Much of my criticism of Caro in his work on LBJ comes from a sense that he could have done better. Given The Power Broker is arguably in the pantheon of great non-fiction books of all time, so it's an unfair standard to hold him to. The Years of Lyndon Johnson series is brilliant, but I notice repeated tendencies to show LBJ's enemies in soft focus. He takes great care to puncture every myth ever told about LBJ, in minute detail; if LBJ lied about what he ate for breakfast Caro is there with the diner menu saying he couldn't possible have ordered eggs AND oatmeal. On the other hand, LBJ's rivals are often given maximum charity. Coke Stevenson was the first eye-roller for me, he gets this "honest country lawyer who studied by lamplight on the trail next to his ox-cart" thing, with not a scandal in sight. RFK is the next, with his "devotion to truth" or whatever it was. And I'd just love to see an author like Caro, who clearly has room to run in terms of pagecount, explore that kind of thing! I want to know LBJ's scandals, and ALSO the scandals of the men he ran against.
The Power Broker worked so well because it followed a track of "Robert Moses as Hero," "Robert Moses as God," "Robert Moses as the Devil" through the three volumes. His LBJ work, by contrast, seems to throw periodic episodes of heroism in among endless incidences of cupidity. So I get what you're saying that...
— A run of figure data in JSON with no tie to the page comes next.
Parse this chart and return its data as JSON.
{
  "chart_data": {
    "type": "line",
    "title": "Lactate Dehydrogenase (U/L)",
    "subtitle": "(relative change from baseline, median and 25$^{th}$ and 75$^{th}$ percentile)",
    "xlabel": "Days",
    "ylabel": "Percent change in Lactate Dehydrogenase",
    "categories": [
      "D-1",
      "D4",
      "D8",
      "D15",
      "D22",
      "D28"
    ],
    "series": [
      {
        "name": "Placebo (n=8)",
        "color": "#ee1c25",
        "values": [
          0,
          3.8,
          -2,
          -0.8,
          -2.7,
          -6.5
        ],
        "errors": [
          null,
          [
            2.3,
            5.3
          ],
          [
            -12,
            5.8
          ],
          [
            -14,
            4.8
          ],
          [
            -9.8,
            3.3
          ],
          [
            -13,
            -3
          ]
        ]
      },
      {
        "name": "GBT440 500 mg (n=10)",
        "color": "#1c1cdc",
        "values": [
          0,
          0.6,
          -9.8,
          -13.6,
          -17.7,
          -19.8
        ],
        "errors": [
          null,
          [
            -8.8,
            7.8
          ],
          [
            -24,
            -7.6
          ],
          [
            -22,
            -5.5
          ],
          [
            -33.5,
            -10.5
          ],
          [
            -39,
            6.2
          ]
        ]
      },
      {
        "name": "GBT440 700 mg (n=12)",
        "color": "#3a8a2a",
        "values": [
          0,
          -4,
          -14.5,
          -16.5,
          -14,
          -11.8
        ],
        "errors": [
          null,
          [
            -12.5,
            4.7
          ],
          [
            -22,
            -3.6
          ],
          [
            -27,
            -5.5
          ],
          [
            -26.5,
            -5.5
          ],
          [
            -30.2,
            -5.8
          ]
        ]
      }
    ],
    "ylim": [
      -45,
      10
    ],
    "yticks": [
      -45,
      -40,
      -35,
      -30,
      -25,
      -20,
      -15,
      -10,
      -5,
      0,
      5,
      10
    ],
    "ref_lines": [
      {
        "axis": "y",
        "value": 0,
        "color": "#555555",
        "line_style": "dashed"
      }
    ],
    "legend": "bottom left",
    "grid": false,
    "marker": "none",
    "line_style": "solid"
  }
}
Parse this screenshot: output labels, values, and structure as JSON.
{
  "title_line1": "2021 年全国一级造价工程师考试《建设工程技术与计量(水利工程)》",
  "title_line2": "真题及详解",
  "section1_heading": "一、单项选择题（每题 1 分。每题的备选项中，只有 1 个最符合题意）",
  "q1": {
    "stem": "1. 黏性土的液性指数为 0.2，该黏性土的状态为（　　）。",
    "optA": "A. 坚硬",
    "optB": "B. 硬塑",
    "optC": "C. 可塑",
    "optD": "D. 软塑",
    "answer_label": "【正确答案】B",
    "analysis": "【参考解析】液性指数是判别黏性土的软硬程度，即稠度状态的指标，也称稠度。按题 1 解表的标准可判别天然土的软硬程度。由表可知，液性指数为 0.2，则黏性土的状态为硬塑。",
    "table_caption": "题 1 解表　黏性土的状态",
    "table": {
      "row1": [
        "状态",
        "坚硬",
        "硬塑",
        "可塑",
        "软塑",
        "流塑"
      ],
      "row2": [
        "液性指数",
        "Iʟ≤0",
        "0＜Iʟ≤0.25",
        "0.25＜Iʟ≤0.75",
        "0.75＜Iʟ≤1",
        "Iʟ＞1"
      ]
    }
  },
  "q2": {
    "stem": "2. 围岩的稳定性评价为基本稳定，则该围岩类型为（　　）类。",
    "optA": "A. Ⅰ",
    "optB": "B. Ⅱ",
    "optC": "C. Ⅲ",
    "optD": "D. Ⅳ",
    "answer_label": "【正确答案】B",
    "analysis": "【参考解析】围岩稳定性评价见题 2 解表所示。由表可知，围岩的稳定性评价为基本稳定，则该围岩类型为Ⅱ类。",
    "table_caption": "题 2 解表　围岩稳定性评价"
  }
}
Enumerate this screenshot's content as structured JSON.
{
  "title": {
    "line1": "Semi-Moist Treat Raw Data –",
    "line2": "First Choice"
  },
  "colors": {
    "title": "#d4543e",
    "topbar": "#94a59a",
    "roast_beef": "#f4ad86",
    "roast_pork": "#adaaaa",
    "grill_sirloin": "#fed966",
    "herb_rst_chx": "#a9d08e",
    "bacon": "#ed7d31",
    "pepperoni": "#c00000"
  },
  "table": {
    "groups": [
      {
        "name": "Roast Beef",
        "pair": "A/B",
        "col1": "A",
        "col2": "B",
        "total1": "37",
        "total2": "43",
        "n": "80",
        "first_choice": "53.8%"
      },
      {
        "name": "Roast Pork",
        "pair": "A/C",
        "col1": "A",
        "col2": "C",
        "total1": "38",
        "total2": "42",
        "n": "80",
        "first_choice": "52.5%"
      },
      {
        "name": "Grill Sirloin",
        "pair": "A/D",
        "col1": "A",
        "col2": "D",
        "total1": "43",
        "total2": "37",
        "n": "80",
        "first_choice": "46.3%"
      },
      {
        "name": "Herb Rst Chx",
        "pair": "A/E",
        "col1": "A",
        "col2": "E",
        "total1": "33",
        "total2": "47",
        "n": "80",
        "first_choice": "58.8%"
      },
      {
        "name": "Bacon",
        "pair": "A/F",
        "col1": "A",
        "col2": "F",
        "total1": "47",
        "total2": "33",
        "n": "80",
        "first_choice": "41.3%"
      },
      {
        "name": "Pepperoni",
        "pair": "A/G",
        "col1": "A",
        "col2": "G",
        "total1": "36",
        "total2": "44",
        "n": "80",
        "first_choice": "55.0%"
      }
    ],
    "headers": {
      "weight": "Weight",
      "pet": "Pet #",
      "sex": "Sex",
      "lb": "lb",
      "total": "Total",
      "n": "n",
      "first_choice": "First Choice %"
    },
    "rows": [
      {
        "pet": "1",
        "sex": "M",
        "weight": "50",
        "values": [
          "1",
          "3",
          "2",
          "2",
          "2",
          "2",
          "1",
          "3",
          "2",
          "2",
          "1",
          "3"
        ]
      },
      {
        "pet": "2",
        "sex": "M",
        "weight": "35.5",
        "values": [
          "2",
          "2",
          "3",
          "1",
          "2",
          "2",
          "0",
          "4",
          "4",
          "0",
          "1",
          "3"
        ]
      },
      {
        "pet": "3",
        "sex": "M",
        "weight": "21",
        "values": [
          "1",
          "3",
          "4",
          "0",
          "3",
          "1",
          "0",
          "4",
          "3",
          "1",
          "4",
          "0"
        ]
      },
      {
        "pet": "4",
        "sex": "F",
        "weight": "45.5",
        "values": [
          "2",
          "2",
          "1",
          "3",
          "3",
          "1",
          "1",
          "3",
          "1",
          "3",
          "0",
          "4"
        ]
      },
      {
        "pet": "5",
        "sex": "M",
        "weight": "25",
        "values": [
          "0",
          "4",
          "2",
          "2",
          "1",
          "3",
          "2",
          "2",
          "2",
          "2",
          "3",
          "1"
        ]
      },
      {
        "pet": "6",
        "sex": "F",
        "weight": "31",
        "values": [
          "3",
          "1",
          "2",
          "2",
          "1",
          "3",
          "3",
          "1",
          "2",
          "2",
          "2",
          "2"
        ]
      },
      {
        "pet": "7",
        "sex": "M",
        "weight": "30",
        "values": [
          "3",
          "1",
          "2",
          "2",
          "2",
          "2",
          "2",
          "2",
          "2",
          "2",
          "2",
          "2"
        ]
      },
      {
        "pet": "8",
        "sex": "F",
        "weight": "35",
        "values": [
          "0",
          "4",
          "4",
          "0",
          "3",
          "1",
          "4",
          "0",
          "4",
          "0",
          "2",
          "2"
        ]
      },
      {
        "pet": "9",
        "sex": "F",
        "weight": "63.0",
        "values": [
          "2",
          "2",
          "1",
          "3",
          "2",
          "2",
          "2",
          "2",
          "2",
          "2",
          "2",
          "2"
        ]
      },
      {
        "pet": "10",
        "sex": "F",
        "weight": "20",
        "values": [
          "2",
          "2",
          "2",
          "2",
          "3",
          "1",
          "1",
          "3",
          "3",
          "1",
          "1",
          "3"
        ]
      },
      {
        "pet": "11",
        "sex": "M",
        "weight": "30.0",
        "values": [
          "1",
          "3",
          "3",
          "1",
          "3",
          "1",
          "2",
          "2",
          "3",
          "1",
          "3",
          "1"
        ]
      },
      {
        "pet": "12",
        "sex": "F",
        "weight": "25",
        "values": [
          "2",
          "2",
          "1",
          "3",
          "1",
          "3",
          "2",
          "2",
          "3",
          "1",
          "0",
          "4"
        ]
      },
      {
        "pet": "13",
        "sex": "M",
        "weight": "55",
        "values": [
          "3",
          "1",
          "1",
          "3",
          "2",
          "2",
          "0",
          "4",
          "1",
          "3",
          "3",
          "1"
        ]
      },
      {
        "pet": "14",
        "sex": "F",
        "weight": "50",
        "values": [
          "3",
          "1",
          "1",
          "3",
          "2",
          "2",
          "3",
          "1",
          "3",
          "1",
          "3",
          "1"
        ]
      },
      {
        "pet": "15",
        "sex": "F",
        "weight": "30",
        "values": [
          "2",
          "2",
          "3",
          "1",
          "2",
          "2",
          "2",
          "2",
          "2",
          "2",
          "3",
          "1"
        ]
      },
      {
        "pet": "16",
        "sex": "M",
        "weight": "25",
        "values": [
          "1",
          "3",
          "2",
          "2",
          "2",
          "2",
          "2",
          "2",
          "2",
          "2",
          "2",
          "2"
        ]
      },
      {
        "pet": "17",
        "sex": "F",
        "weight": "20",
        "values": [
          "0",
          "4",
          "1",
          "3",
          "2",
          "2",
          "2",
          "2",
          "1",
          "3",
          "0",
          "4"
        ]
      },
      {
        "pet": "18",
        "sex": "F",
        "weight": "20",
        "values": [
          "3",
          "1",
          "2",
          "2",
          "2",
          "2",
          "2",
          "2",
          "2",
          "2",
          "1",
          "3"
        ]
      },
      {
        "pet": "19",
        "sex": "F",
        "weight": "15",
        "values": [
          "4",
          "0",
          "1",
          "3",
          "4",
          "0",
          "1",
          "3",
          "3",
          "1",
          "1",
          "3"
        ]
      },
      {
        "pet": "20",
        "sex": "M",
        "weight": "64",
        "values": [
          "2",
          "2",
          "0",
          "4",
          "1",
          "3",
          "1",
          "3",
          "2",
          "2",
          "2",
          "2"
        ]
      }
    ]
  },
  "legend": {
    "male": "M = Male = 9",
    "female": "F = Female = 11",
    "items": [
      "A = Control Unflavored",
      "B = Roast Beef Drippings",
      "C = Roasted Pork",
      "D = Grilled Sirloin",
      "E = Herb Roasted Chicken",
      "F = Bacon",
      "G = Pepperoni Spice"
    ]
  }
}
But I want to hear Robert Caro, brilliant writer, justify that philosophical choice! Because I think such an examination would be interesting and have a lot to say about the world, and I can't seem to find it anywhere. The coverage of the sainted martyr Kennedys run into either hagiography or hit piece, with little balanced intelligent effort to understand the fullness of their characters. Robert Caro may be one of the few writers who truly could explore that contrast between RFK, pious Catholic fighter for truth and the little guy and devoted family man, with RFK, philandering unserious dilletante scion of a corrupt political dynasty.